Devant le Comité lundi, le patron d'Empire (Sobeys et IGA), Michael Medline, avait réfuté les dires de M. Weston.

Bien que nous soyons prêts, disposés et habilités à signer le code aujourd'hui, nous avons maintenant de sérieux doutes quant à savoir si ce code entrera vraiment en vigueur en raison de l'opposition récente de certains détaillants. En aucun cas nous ne croyons – et les preuves ne le montrent pas – qu'un code de conduite entraînera des prix alimentaires plus élevés ou moins de choix pour les Canadiens. Au contraire, avait-il alors déclaré.

Principes de bonne conduite

Gary Sands, vice-président de la Fédération canadienne des épiciers indépendants, a déclaré lundi au comité que le code est nécessaire pour équilibrer les forces entre les grands acteurs comme Loblaw et les 7000 petites épiceries qu'il représente.

Gary Sands en entrevue.

Gary Sands est le vice-président principal de la Fédération canadienne des épiciers indépendants. (Archives)

Photo : CBC

Nous ne pointons pas du doigt nos partenaires fournisseurs, nous comprenons les pressions qui font augmenter leurs coûts, a-t-il déclaré au Comité. Il a précisé que le code éliminera les pratiques de marché tordues [...] et les frais onéreux imposés par certains grands détaillants.

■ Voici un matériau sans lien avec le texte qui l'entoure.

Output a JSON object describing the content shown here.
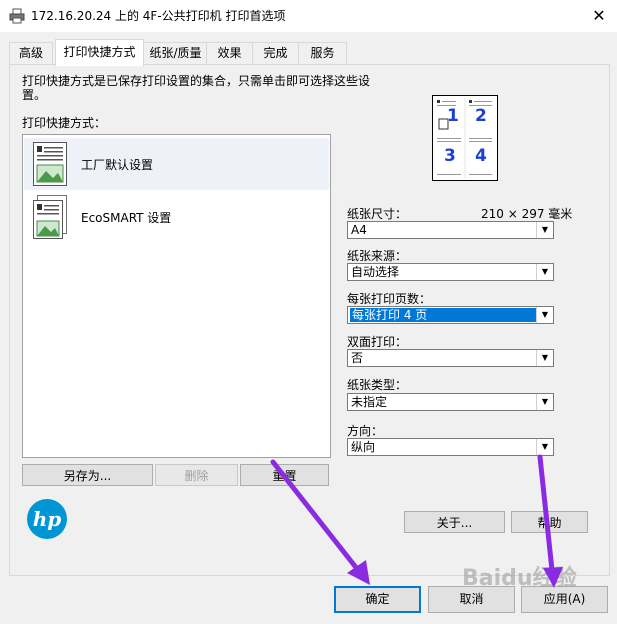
{
  "window": {
    "title": "172.16.20.24 上的 4F-公共打印机 打印首选项",
    "close_glyph": "✕"
  },
  "tabs": [
    {
      "label": "高级"
    },
    {
      "label": "打印快捷方式",
      "active": true
    },
    {
      "label": "纸张/质量"
    },
    {
      "label": "效果"
    },
    {
      "label": "完成"
    },
    {
      "label": "服务"
    }
  ],
  "shortcuts": {
    "description": "打印快捷方式是已保存打印设置的集合，只需单击即可选择这些设置。",
    "list_label": "打印快捷方式：",
    "items": [
      {
        "label": "工厂默认设置",
        "icon": "document-icon",
        "selected": true
      },
      {
        "label": "EcoSMART 设置",
        "icon": "eco-document-icon",
        "selected": false
      }
    ],
    "buttons": {
      "save_as": "另存为...",
      "delete": "删除",
      "reset": "重置"
    }
  },
  "preview": {
    "numbers": [
      "1",
      "2",
      "3",
      "4"
    ]
  },
  "fields": {
    "paper_size": {
      "label": "纸张尺寸：",
      "dimensions": "210 × 297 毫米",
      "value": "A4"
    },
    "paper_source": {
      "label": "纸张来源：",
      "value": "自动选择"
    },
    "pages_per_sheet": {
      "label": "每张打印页数：",
      "value": "每张打印 4 页"
    },
    "duplex": {
      "label": "双面打印：",
      "value": "否"
    },
    "paper_type": {
      "label": "纸张类型：",
      "value": "未指定"
    },
    "orientation": {
      "label": "方向：",
      "value": "纵向"
    }
  },
  "buttons": {
    "about": "关于...",
    "help": "帮助",
    "ok": "确定",
    "cancel": "取消",
    "apply": "应用(A)"
  },
  "logo_text": "hp",
  "watermark": "Baidu经验",
  "colors": {
    "accent": "#0078d7",
    "arrow": "#8a2be2",
    "hp_blue": "#0096d6"
  }
}
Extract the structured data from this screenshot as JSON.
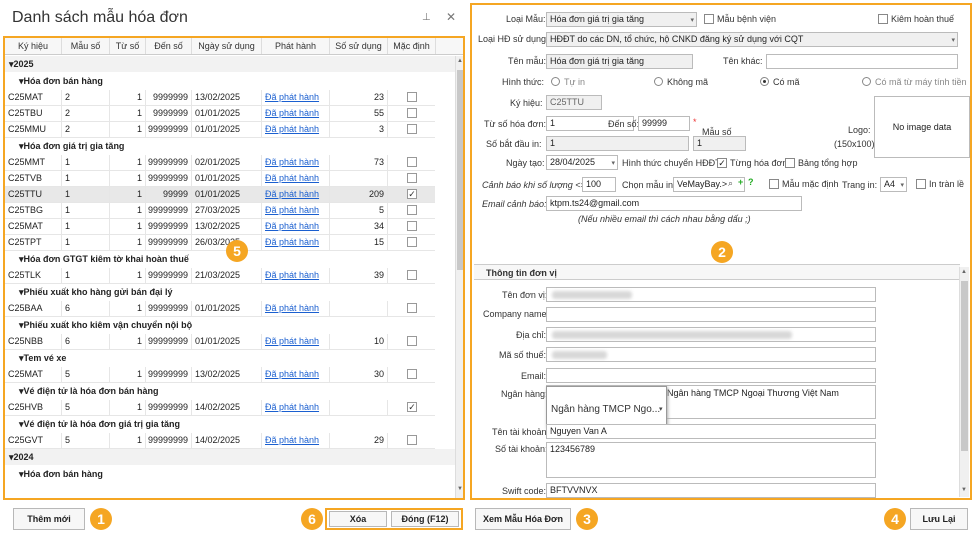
{
  "left": {
    "title": "Danh sách mẫu hóa đơn",
    "headers": [
      "Ký hiệu",
      "Mẫu số",
      "Từ số",
      "Đến số",
      "Ngày sử dụng",
      "Phát hành",
      "Số sử dụng",
      "Mặc định"
    ],
    "years": [
      "2025",
      "2024"
    ],
    "groups": [
      {
        "name": "Hóa đơn bán hàng",
        "rows": [
          {
            "kh": "C25MAT",
            "ms": "2",
            "tu": "1",
            "den": "9999999",
            "ngay": "13/02/2025",
            "ph": "Đã phát hành",
            "sd": "23",
            "md": false
          },
          {
            "kh": "C25TBU",
            "ms": "2",
            "tu": "1",
            "den": "9999999",
            "ngay": "01/01/2025",
            "ph": "Đã phát hành",
            "sd": "55",
            "md": false
          },
          {
            "kh": "C25MMU",
            "ms": "2",
            "tu": "1",
            "den": "99999999",
            "ngay": "01/01/2025",
            "ph": "Đã phát hành",
            "sd": "3",
            "md": false
          }
        ]
      },
      {
        "name": "Hóa đơn giá trị gia tăng",
        "rows": [
          {
            "kh": "C25MMT",
            "ms": "1",
            "tu": "1",
            "den": "99999999",
            "ngay": "02/01/2025",
            "ph": "Đã phát hành",
            "sd": "73",
            "md": false
          },
          {
            "kh": "C25TVB",
            "ms": "1",
            "tu": "1",
            "den": "99999999",
            "ngay": "01/01/2025",
            "ph": "Đã phát hành",
            "sd": "",
            "md": false
          },
          {
            "kh": "C25TTU",
            "ms": "1",
            "tu": "1",
            "den": "99999",
            "ngay": "01/01/2025",
            "ph": "Đã phát hành",
            "sd": "209",
            "md": true
          },
          {
            "kh": "C25TBG",
            "ms": "1",
            "tu": "1",
            "den": "99999999",
            "ngay": "27/03/2025",
            "ph": "Đã phát hành",
            "sd": "5",
            "md": false
          },
          {
            "kh": "C25MAT",
            "ms": "1",
            "tu": "1",
            "den": "99999999",
            "ngay": "13/02/2025",
            "ph": "Đã phát hành",
            "sd": "34",
            "md": false
          },
          {
            "kh": "C25TPT",
            "ms": "1",
            "tu": "1",
            "den": "99999999",
            "ngay": "26/03/2025",
            "ph": "Đã phát hành",
            "sd": "15",
            "md": false
          }
        ]
      },
      {
        "name": "Hóa đơn GTGT kiêm tờ khai hoàn thuế",
        "rows": [
          {
            "kh": "C25TLK",
            "ms": "1",
            "tu": "1",
            "den": "99999999",
            "ngay": "21/03/2025",
            "ph": "Đã phát hành",
            "sd": "39",
            "md": false
          }
        ]
      },
      {
        "name": "Phiếu xuất kho hàng gửi bán đại lý",
        "rows": [
          {
            "kh": "C25BAA",
            "ms": "6",
            "tu": "1",
            "den": "99999999",
            "ngay": "01/01/2025",
            "ph": "Đã phát hành",
            "sd": "",
            "md": false
          }
        ]
      },
      {
        "name": "Phiếu xuất kho kiêm vận chuyển nội bộ",
        "rows": [
          {
            "kh": "C25NBB",
            "ms": "6",
            "tu": "1",
            "den": "99999999",
            "ngay": "01/01/2025",
            "ph": "Đã phát hành",
            "sd": "10",
            "md": false
          }
        ]
      },
      {
        "name": "Tem vé xe",
        "rows": [
          {
            "kh": "C25MAT",
            "ms": "5",
            "tu": "1",
            "den": "99999999",
            "ngay": "13/02/2025",
            "ph": "Đã phát hành",
            "sd": "30",
            "md": false
          }
        ]
      },
      {
        "name": "Vé điện tử là hóa đơn bán hàng",
        "rows": [
          {
            "kh": "C25HVB",
            "ms": "5",
            "tu": "1",
            "den": "99999999",
            "ngay": "14/02/2025",
            "ph": "Đã phát hành",
            "sd": "",
            "md": true
          }
        ]
      },
      {
        "name": "Vé điện tử là hóa đơn giá trị gia tăng",
        "rows": [
          {
            "kh": "C25GVT",
            "ms": "5",
            "tu": "1",
            "den": "99999999",
            "ngay": "14/02/2025",
            "ph": "Đã phát hành",
            "sd": "29",
            "md": false
          }
        ]
      }
    ],
    "group2024": "Hóa đơn bán hàng",
    "btn_add": "Thêm mới",
    "btn_delete": "Xóa",
    "btn_close": "Đóng (F12)"
  },
  "form": {
    "loai_mau_label": "Loại Mẫu:",
    "loai_mau_value": "Hóa đơn giá trị gia tăng",
    "mau_benh_vien": "Mẫu bệnh viện",
    "kiem_hoan_thue": "Kiêm hoàn thuế",
    "loai_hd_label": "Loại HĐ sử dụng:",
    "loai_hd_value": "HĐĐT do các DN, tổ chức, hộ CNKD đăng ký sử dụng với CQT",
    "ten_mau_label": "Tên mẫu:",
    "ten_mau_value": "Hóa đơn giá trị gia tăng",
    "ten_khac_label": "Tên khác:",
    "hinh_thuc_label": "Hình thức:",
    "opt_tu_in": "Tự in",
    "opt_khong_ma": "Không mã",
    "opt_co_ma": "Có mã",
    "opt_co_ma_may": "Có mã từ máy tính tiền",
    "ky_hieu_label": "Ký hiệu:",
    "ky_hieu_value": "C25TTU",
    "tu_so_label": "Từ số hóa đơn:",
    "tu_so_value": "1",
    "den_so_label": "Đến số:",
    "den_so_value": "99999",
    "required": "*",
    "mau_so_label": "Mẫu số",
    "so_bat_dau_label": "Số bắt đầu in:",
    "so_bat_dau_value": "1",
    "mau_so_value": "1",
    "logo_label": "Logo:",
    "logo_size": "(150x100)",
    "no_image": "No image data",
    "ngay_tao_label": "Ngày tạo:",
    "ngay_tao_value": "28/04/2025",
    "chuyen_label": "Hình thức chuyển HĐĐT:",
    "tung_hoa_don": "Từng hóa đơn",
    "bang_tong_hop": "Bảng tổng hợp",
    "canh_bao_label": "Cảnh báo khi số lượng <=",
    "canh_bao_value": "100",
    "chon_mau_label": "Chọn mẫu in:",
    "chon_mau_value": "VeMayBay.>",
    "mau_mac_dinh": "Mẫu mặc định",
    "trang_in_label": "Trang in:",
    "trang_in_value": "A4",
    "in_tran_le": "In tràn lề",
    "email_label": "Email cảnh báo:",
    "email_value": "ktpm.ts24@gmail.com",
    "email_note": "(Nếu nhiều email thì cách nhau bằng dấu ;)",
    "don_vi_title": "Thông tin đơn vị",
    "ten_don_vi": "Tên đơn vị:",
    "company_name": "Company name:",
    "dia_chi": "Địa chỉ:",
    "ma_so_thue": "Mã số thuế:",
    "email": "Email:",
    "ngan_hang": "Ngân hàng:",
    "ngan_hang_value": "Ngân hàng TMCP Ngoại Thương Việt Nam",
    "ngan_hang_popup": "Ngân hàng TMCP Ngo...",
    "ten_tai_khoan": "Tên tài khoản:",
    "ten_tai_khoan_value": "Nguyen Van A",
    "so_tai_khoan": "Số tài khoản:",
    "so_tai_khoan_value": "123456789",
    "swift_code": "Swift code:",
    "swift_code_value": "BFTVVNVX"
  },
  "bottom": {
    "xem_mau": "Xem Mẫu Hóa Đơn",
    "luu_lai": "Lưu Lại"
  },
  "badges": [
    "1",
    "2",
    "3",
    "4",
    "5",
    "6"
  ]
}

Ce code est [...] un ensemble de principes de bonne conduite élaborés par l'industrie elle-même. Il ne fera pas augmenter les prix alimentaires, comme l'a affirmé Loblaw : personne dans l'industrie ne soutiendrait une mesure qui ferait cela.

Des ministres s’impatientent

Le ministre fédéral de l'Agriculture, Lawrence MacAulay, et le ministre québécois de l'Agriculture, des Pêcheries et de l'Alimentation, André Lamontagne, ont déclaré jeudi dans un communiqué conjoint être déçus de voir que le code de conduite des épiceries n'est toujours pas en vigueur.

À un moment où les familles canadiennes font face au coût élevé des aliments, il est essentiel que les grands épiciers ainsi que tous les partenaires de la chaîne d’approvisionnement adoptent le code et y adhèrent. Le code est un moyen tangible d’assurer plus d’équité, plus de transparence et plus de prévisibilité dans la chaîne d’approvisionnement, lit-on dans la déclaration.

Nous examinerons, dans les prochains jours, toutes les options qui s’offrent à nous. Nous encourageons tous les partenaires de l’industrie à s’engager rapidement à signer le code de conduite du secteur des produits d’épicerie afin que les consommateurs puissent en bénéficier.